In the world of judges, attorneys, and the law good ideas are often shot down because of vague language. This appears to be the case in Louisiana lawmaker's attempts to raise the minimum age for exotic dancers from 18 to 21.

Thursday's ruling by the 5th Circuit Court of Appeals in New Orleans is being hailed as a victory for three women, who were identified in court as Jane Doe. Those women were seeking to block the new minimum age law for dancers who perform with breasts or buttocks exposed or partially exposed in clubs where alcohol is sold and served.

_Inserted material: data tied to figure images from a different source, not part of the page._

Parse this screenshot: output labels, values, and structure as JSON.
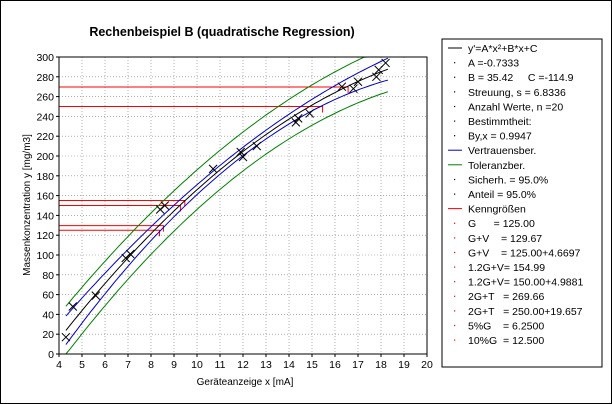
{
  "chart_data": {
    "type": "scatter",
    "title": "Rechenbeispiel B (quadratische Regression)",
    "xlabel": "Geräteanzeige x [mA]",
    "ylabel": "Massenkonzentration y [mg/m3]",
    "xlim": [
      4,
      20
    ],
    "ylim": [
      0,
      300
    ],
    "xticks": [
      4,
      5,
      6,
      7,
      8,
      9,
      10,
      11,
      12,
      13,
      14,
      15,
      16,
      17,
      18,
      19,
      20
    ],
    "yticks": [
      0,
      20,
      40,
      60,
      80,
      100,
      120,
      140,
      160,
      180,
      200,
      220,
      240,
      260,
      280,
      300
    ],
    "grid": true,
    "regression": {
      "A": -0.7333,
      "B": 35.42,
      "C": -114.9,
      "x_range": [
        4.3,
        18.3
      ]
    },
    "confidence_halfwidth": 6.8336,
    "tolerance_halfwidth": 19.657,
    "points": [
      {
        "x": 4.3,
        "y": 17
      },
      {
        "x": 4.6,
        "y": 48
      },
      {
        "x": 5.6,
        "y": 59
      },
      {
        "x": 6.9,
        "y": 97
      },
      {
        "x": 7.1,
        "y": 101
      },
      {
        "x": 8.4,
        "y": 146
      },
      {
        "x": 8.6,
        "y": 150
      },
      {
        "x": 10.7,
        "y": 187
      },
      {
        "x": 11.9,
        "y": 204
      },
      {
        "x": 12.0,
        "y": 199
      },
      {
        "x": 12.6,
        "y": 210
      },
      {
        "x": 14.3,
        "y": 234
      },
      {
        "x": 14.4,
        "y": 238
      },
      {
        "x": 14.9,
        "y": 243
      },
      {
        "x": 16.3,
        "y": 270
      },
      {
        "x": 16.8,
        "y": 268
      },
      {
        "x": 17.0,
        "y": 275
      },
      {
        "x": 17.8,
        "y": 280
      },
      {
        "x": 17.9,
        "y": 287
      },
      {
        "x": 18.2,
        "y": 294
      }
    ],
    "characteristic_levels": [
      {
        "y": 125.0,
        "x": 8.37
      },
      {
        "y": 129.67,
        "x": 8.54
      },
      {
        "y": 150.0,
        "x": 9.28
      },
      {
        "y": 154.99,
        "x": 9.47
      },
      {
        "y": 250.0,
        "x": 15.46
      },
      {
        "y": 269.66,
        "x": 16.57
      }
    ],
    "colors": {
      "regression": "#000000",
      "confidence": "#0000cc",
      "tolerance": "#008000",
      "levels": "#ff0000",
      "grid": "#808080",
      "points": "#000000"
    },
    "legend": {
      "placement": "right",
      "items": [
        {
          "kind": "line",
          "color": "#000000",
          "text": "y'=A*x²+B*x+C"
        },
        {
          "kind": "dot",
          "color": "#000000",
          "text": "A =-0.7333"
        },
        {
          "kind": "dot",
          "color": "#000000",
          "text": "B = 35.42     C =-114.9"
        },
        {
          "kind": "dot",
          "color": "#000000",
          "text": "Streuung, s = 6.8336"
        },
        {
          "kind": "dot",
          "color": "#000000",
          "text": "Anzahl Werte, n =20"
        },
        {
          "kind": "dot",
          "color": "#000000",
          "text": "Bestimmtheit:"
        },
        {
          "kind": "dot",
          "color": "#000000",
          "text": "By,x = 0.9947"
        },
        {
          "kind": "line",
          "color": "#0000cc",
          "text": "Vertrauensber."
        },
        {
          "kind": "line",
          "color": "#008000",
          "text": "Toleranzber."
        },
        {
          "kind": "dot",
          "color": "#000000",
          "text": "Sicherh. = 95.0%"
        },
        {
          "kind": "dot",
          "color": "#000000",
          "text": "Anteil = 95.0%"
        },
        {
          "kind": "line",
          "color": "#ff0000",
          "text": "Kenngrößen"
        },
        {
          "kind": "dot",
          "color": "#ff0000",
          "text": "G      = 125.00"
        },
        {
          "kind": "dot",
          "color": "#ff0000",
          "text": "G+V    = 129.67"
        },
        {
          "kind": "dot",
          "color": "#ff0000",
          "text": "G+V    = 125.00+4.6697"
        },
        {
          "kind": "dot",
          "color": "#ff0000",
          "text": "1.2G+V= 154.99"
        },
        {
          "kind": "dot",
          "color": "#ff0000",
          "text": "1.2G+V= 150.00+4.9881"
        },
        {
          "kind": "dot",
          "color": "#ff0000",
          "text": "2G+T   = 269.66"
        },
        {
          "kind": "dot",
          "color": "#ff0000",
          "text": "2G+T   = 250.00+19.657"
        },
        {
          "kind": "dot",
          "color": "#ff0000",
          "text": "5%G    = 6.2500"
        },
        {
          "kind": "dot",
          "color": "#ff0000",
          "text": "10%G  = 12.500"
        }
      ]
    }
  }
}
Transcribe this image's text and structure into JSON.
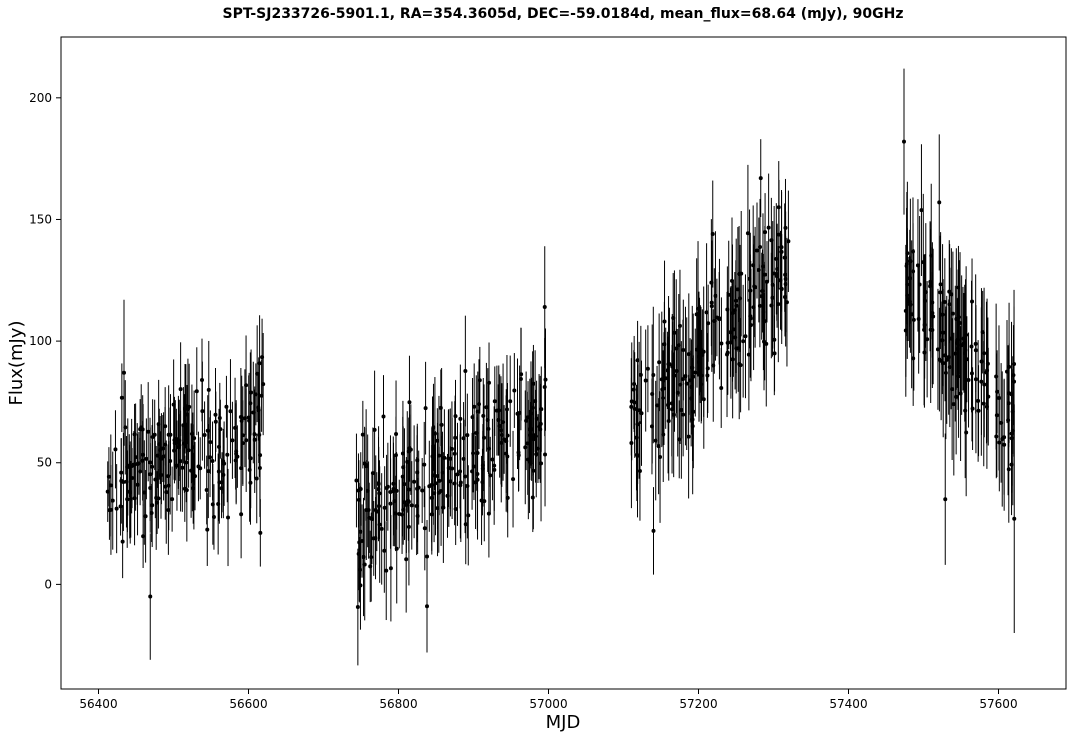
{
  "chart_data": {
    "type": "scatter",
    "title": "SPT-SJ233726-5901.1, RA=354.3605d, DEC=-59.0184d, mean_flux=68.64 (mJy), 90GHz",
    "xlabel": "MJD",
    "ylabel": "Flux(mJy)",
    "xlim": [
      56350,
      57690
    ],
    "ylim": [
      -43,
      225
    ],
    "xticks": [
      "56400",
      "56600",
      "56800",
      "57000",
      "57200",
      "57400",
      "57600"
    ],
    "yticks": [
      "0",
      "50",
      "100",
      "150",
      "200"
    ],
    "grid": false,
    "error_bars": true,
    "marker_color": "#000000",
    "observing_seasons": [
      {
        "mjd_start": 56412,
        "mjd_end": 56620,
        "flux_start": 42,
        "flux_end": 62,
        "typical_error": 17
      },
      {
        "mjd_start": 56743,
        "mjd_end": 57000,
        "flux_start": 28,
        "flux_end": 70,
        "typical_error": 19
      },
      {
        "mjd_start": 57110,
        "mjd_end": 57320,
        "flux_start": 66,
        "flux_end": 130,
        "typical_error": 22
      },
      {
        "mjd_start": 57475,
        "mjd_end": 57622,
        "flux_start": 128,
        "flux_end": 66,
        "typical_error": 24
      }
    ],
    "highlighted_points": [
      {
        "x": 56434,
        "y": 87,
        "err": 30
      },
      {
        "x": 56469,
        "y": -5,
        "err": 26
      },
      {
        "x": 56538,
        "y": 84,
        "err": 17
      },
      {
        "x": 56780,
        "y": 69,
        "err": 17
      },
      {
        "x": 56838,
        "y": -9,
        "err": 19
      },
      {
        "x": 56995,
        "y": 114,
        "err": 25
      },
      {
        "x": 57140,
        "y": 22,
        "err": 18
      },
      {
        "x": 57219,
        "y": 144,
        "err": 22
      },
      {
        "x": 57283,
        "y": 167,
        "err": 16
      },
      {
        "x": 57307,
        "y": 155,
        "err": 19
      },
      {
        "x": 57474,
        "y": 182,
        "err": 30
      },
      {
        "x": 57521,
        "y": 157,
        "err": 28
      },
      {
        "x": 57529,
        "y": 35,
        "err": 27
      },
      {
        "x": 57621,
        "y": 27,
        "err": 47
      }
    ]
  }
}
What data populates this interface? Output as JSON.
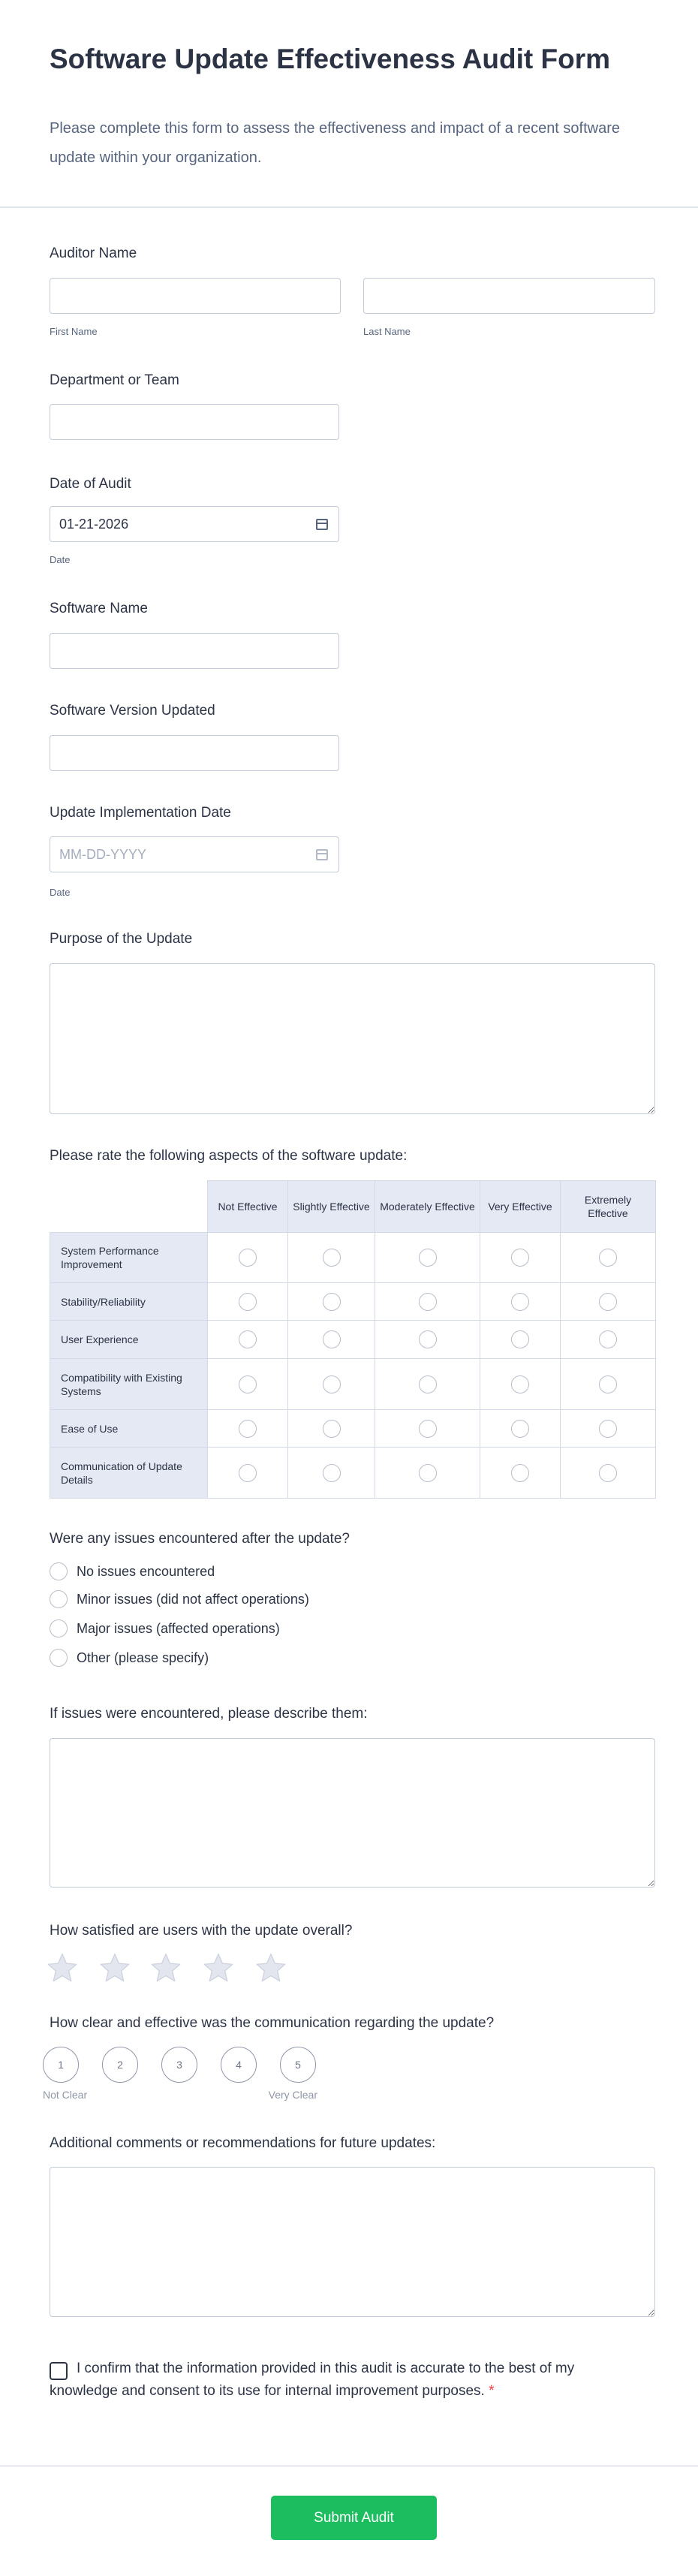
{
  "header": {
    "title": "Software Update Effectiveness Audit Form",
    "subtitle": "Please complete this form to assess the effectiveness and impact of a recent software update within your organization."
  },
  "auditor_name": {
    "label": "Auditor Name",
    "first_sublabel": "First Name",
    "last_sublabel": "Last Name",
    "first_value": "",
    "last_value": ""
  },
  "department": {
    "label": "Department or Team",
    "value": ""
  },
  "date_of_audit": {
    "label": "Date of Audit",
    "value": "01-21-2026",
    "sublabel": "Date",
    "icon": "calendar-icon"
  },
  "software_name": {
    "label": "Software Name",
    "value": ""
  },
  "software_version": {
    "label": "Software Version Updated",
    "value": ""
  },
  "implementation_date": {
    "label": "Update Implementation Date",
    "placeholder": "MM-DD-YYYY",
    "sublabel": "Date",
    "icon": "calendar-icon"
  },
  "purpose": {
    "label": "Purpose of the Update",
    "value": ""
  },
  "rating_matrix": {
    "label": "Please rate the following aspects of the software update:",
    "columns": [
      "Not Effective",
      "Slightly Effective",
      "Moderately Effective",
      "Very Effective",
      "Extremely Effective"
    ],
    "rows": [
      "System Performance Improvement",
      "Stability/Reliability",
      "User Experience",
      "Compatibility with Existing Systems",
      "Ease of Use",
      "Communication of Update Details"
    ]
  },
  "issues": {
    "label": "Were any issues encountered after the update?",
    "options": [
      "No issues encountered",
      "Minor issues (did not affect operations)",
      "Major issues (affected operations)",
      "Other (please specify)"
    ]
  },
  "issues_description": {
    "label": "If issues were encountered, please describe them:",
    "value": ""
  },
  "satisfaction": {
    "label": "How satisfied are users with the update overall?",
    "max_stars": 5,
    "selected": 0,
    "star_color": "#e3e6ee"
  },
  "communication": {
    "label": "How clear and effective was the communication regarding the update?",
    "options": [
      "1",
      "2",
      "3",
      "4",
      "5"
    ],
    "min_label": "Not Clear",
    "max_label": "Very Clear"
  },
  "comments": {
    "label": "Additional comments or recommendations for future updates:",
    "value": ""
  },
  "confirmation": {
    "text": "I confirm that the information provided in this audit is accurate to the best of my knowledge and consent to its use for internal improvement purposes.",
    "required_mark": "*",
    "checked": false
  },
  "submit": {
    "label": "Submit Audit",
    "color": "#1bbd5e"
  }
}
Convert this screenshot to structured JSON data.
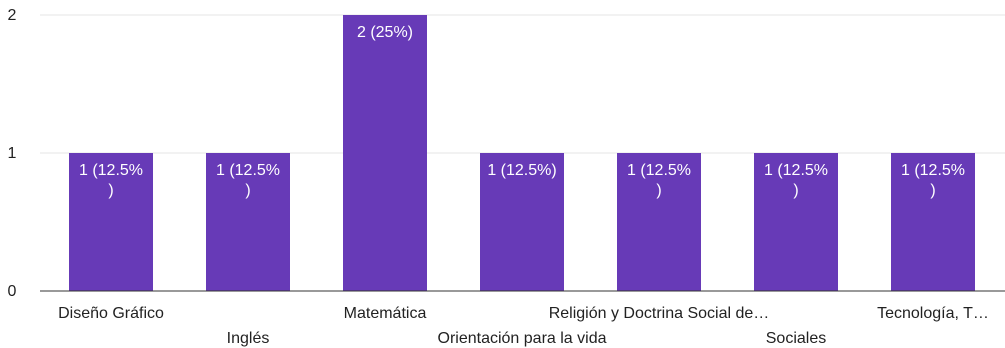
{
  "chart_data": {
    "type": "bar",
    "categories": [
      "Diseño Gráfico",
      "Inglés",
      "Matemática",
      "Orientación para la vida",
      "Religión y Doctrina Social de…",
      "Sociales",
      "Tecnología, T…"
    ],
    "values": [
      1,
      1,
      2,
      1,
      1,
      1,
      1
    ],
    "data_labels": [
      [
        "1 (12.5%",
        ")"
      ],
      [
        "1 (12.5%",
        ")"
      ],
      [
        "2 (25%)"
      ],
      [
        "1 (12.5%)"
      ],
      [
        "1 (12.5%",
        ")"
      ],
      [
        "1 (12.5%",
        ")"
      ],
      [
        "1 (12.5%",
        ")"
      ]
    ],
    "ylim": [
      0,
      2
    ],
    "yticks": [
      0,
      1,
      2
    ],
    "grid": true,
    "legend": "none",
    "bar_color": "#673ab7",
    "title": "",
    "xlabel": "",
    "ylabel": ""
  }
}
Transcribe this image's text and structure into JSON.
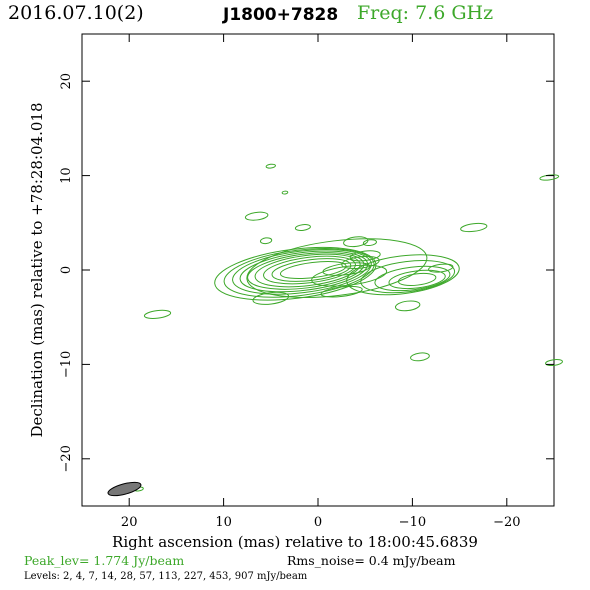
{
  "header": {
    "date": "2016.07.10(2)",
    "source": "J1800+7828",
    "freq": "Freq: 7.6 GHz"
  },
  "footer": {
    "peak": "Peak_lev=  1.774 Jy/beam",
    "rms": "Rms_noise=  0.4 mJy/beam",
    "levels": "Levels:   2,   4,   7,   14,   28,   57,  113,  227,  453,  907 mJy/beam"
  },
  "colors": {
    "contour": "#3da82a",
    "beam_fill": "#777777",
    "header_freq": "#3da82a"
  },
  "chart_data": {
    "type": "contour",
    "xlabel": "Right ascension (mas) relative to 18:00:45.6839",
    "ylabel": "Declination (mas) relative to +78:28:04.018",
    "xlim": [
      25,
      -25
    ],
    "ylim": [
      -25,
      25
    ],
    "x_ticks": [
      20,
      10,
      0,
      -10,
      -20
    ],
    "x_tick_labels": [
      "20",
      "10",
      "0",
      "−10",
      "−20"
    ],
    "y_ticks": [
      20,
      10,
      0,
      -10,
      -20
    ],
    "y_tick_labels": [
      "20",
      "10",
      "0",
      "−10",
      "−20"
    ],
    "levels_mJy_per_beam": [
      2,
      4,
      7,
      14,
      28,
      57,
      113,
      227,
      453,
      907
    ],
    "peak_Jy_per_beam": 1.774,
    "rms_noise_mJy_per_beam": 0.4,
    "beam": {
      "x": 20.5,
      "y": -23.2,
      "major_mas": 3.6,
      "minor_mas": 1.1,
      "angle_deg": 15
    },
    "core_contours": [
      {
        "x": 0.5,
        "y": 0.0,
        "rx": 3.5,
        "ry": 0.8
      },
      {
        "x": 0.7,
        "y": 0.0,
        "rx": 4.2,
        "ry": 1.1
      },
      {
        "x": 0.9,
        "y": 0.0,
        "rx": 4.9,
        "ry": 1.35
      },
      {
        "x": 1.1,
        "y": -0.05,
        "rx": 5.6,
        "ry": 1.6
      },
      {
        "x": 1.3,
        "y": -0.1,
        "rx": 6.2,
        "ry": 1.8
      },
      {
        "x": 1.5,
        "y": -0.15,
        "rx": 6.8,
        "ry": 2.0
      },
      {
        "x": 1.7,
        "y": -0.2,
        "rx": 7.4,
        "ry": 2.2
      },
      {
        "x": 2.0,
        "y": -0.3,
        "rx": 8.0,
        "ry": 2.4
      },
      {
        "x": 2.4,
        "y": -0.4,
        "rx": 8.6,
        "ry": 2.6
      }
    ],
    "jet_components": [
      {
        "x": -10.5,
        "y": -1.0,
        "rx": 2.0,
        "ry": 0.6
      },
      {
        "x": -10.5,
        "y": -1.0,
        "rx": 3.0,
        "ry": 0.9
      },
      {
        "x": -10.0,
        "y": -0.9,
        "rx": 4.0,
        "ry": 1.2
      },
      {
        "x": -9.5,
        "y": -0.7,
        "rx": 5.0,
        "ry": 1.6
      },
      {
        "x": -9.0,
        "y": -0.5,
        "rx": 6.0,
        "ry": 2.0
      },
      {
        "x": -3.0,
        "y": 0.1,
        "rx": 2.5,
        "ry": 0.6
      },
      {
        "x": -3.3,
        "y": -0.6,
        "rx": 4.0,
        "ry": 1.0
      },
      {
        "x": -4.5,
        "y": 0.8,
        "rx": 2.0,
        "ry": 0.6
      },
      {
        "x": -5.0,
        "y": 1.5,
        "rx": 1.6,
        "ry": 0.5
      },
      {
        "x": -2.5,
        "y": -2.3,
        "rx": 2.2,
        "ry": 0.5
      }
    ],
    "islands": [
      {
        "x": 5.0,
        "y": 11.0,
        "rx": 0.5,
        "ry": 0.2
      },
      {
        "x": 3.5,
        "y": 8.2,
        "rx": 0.3,
        "ry": 0.15
      },
      {
        "x": 6.5,
        "y": 5.7,
        "rx": 1.2,
        "ry": 0.4
      },
      {
        "x": -4.0,
        "y": 3.0,
        "rx": 1.3,
        "ry": 0.5
      },
      {
        "x": -5.5,
        "y": 2.9,
        "rx": 0.7,
        "ry": 0.3
      },
      {
        "x": 1.6,
        "y": 4.5,
        "rx": 0.8,
        "ry": 0.3
      },
      {
        "x": 5.5,
        "y": 3.1,
        "rx": 0.6,
        "ry": 0.3
      },
      {
        "x": -13.0,
        "y": 0.2,
        "rx": 1.3,
        "ry": 0.4
      },
      {
        "x": -16.5,
        "y": 4.5,
        "rx": 1.4,
        "ry": 0.4
      },
      {
        "x": -24.5,
        "y": 9.8,
        "rx": 1.0,
        "ry": 0.25
      },
      {
        "x": 17.0,
        "y": -4.7,
        "rx": 1.4,
        "ry": 0.4
      },
      {
        "x": 19.0,
        "y": -23.2,
        "rx": 0.5,
        "ry": 0.2
      },
      {
        "x": 5.0,
        "y": -3.0,
        "rx": 1.9,
        "ry": 0.6
      },
      {
        "x": -9.5,
        "y": -3.8,
        "rx": 1.3,
        "ry": 0.5
      },
      {
        "x": -10.8,
        "y": -9.2,
        "rx": 1.0,
        "ry": 0.4
      },
      {
        "x": -25.0,
        "y": -9.8,
        "rx": 0.9,
        "ry": 0.3
      },
      {
        "x": -2.0,
        "y": 0.2,
        "rx": 9.6,
        "ry": 2.9
      }
    ]
  }
}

This means that dancers aged 18,19, and 20 years of age may still perform legally at establishments that offer that kind of entertainment. The minimum age law, passed in the last session of the legislature, was intended to raise the minimum age for performers to 21. Supporters of the law suggest its intent was to keep young women from falling prey to human trafficking at strip joints.

In the 5th Circuit Ruling, it was pointed out that sections of the law, as it was passed, are too vague to be enforced or too vague to be considered Constitutional. Many opponents of the minimum age law felt the law compromised the performer's freedom of expression. That ambiguity and vagueness are the reasons the 5th Circuit ruled the way it did.

The legislation's author, State Senator Ronnie Johns of Lake Charles, has suggested a reworked and reworded version of the bill will likely be submitted to the legislature for debate when they convene in April.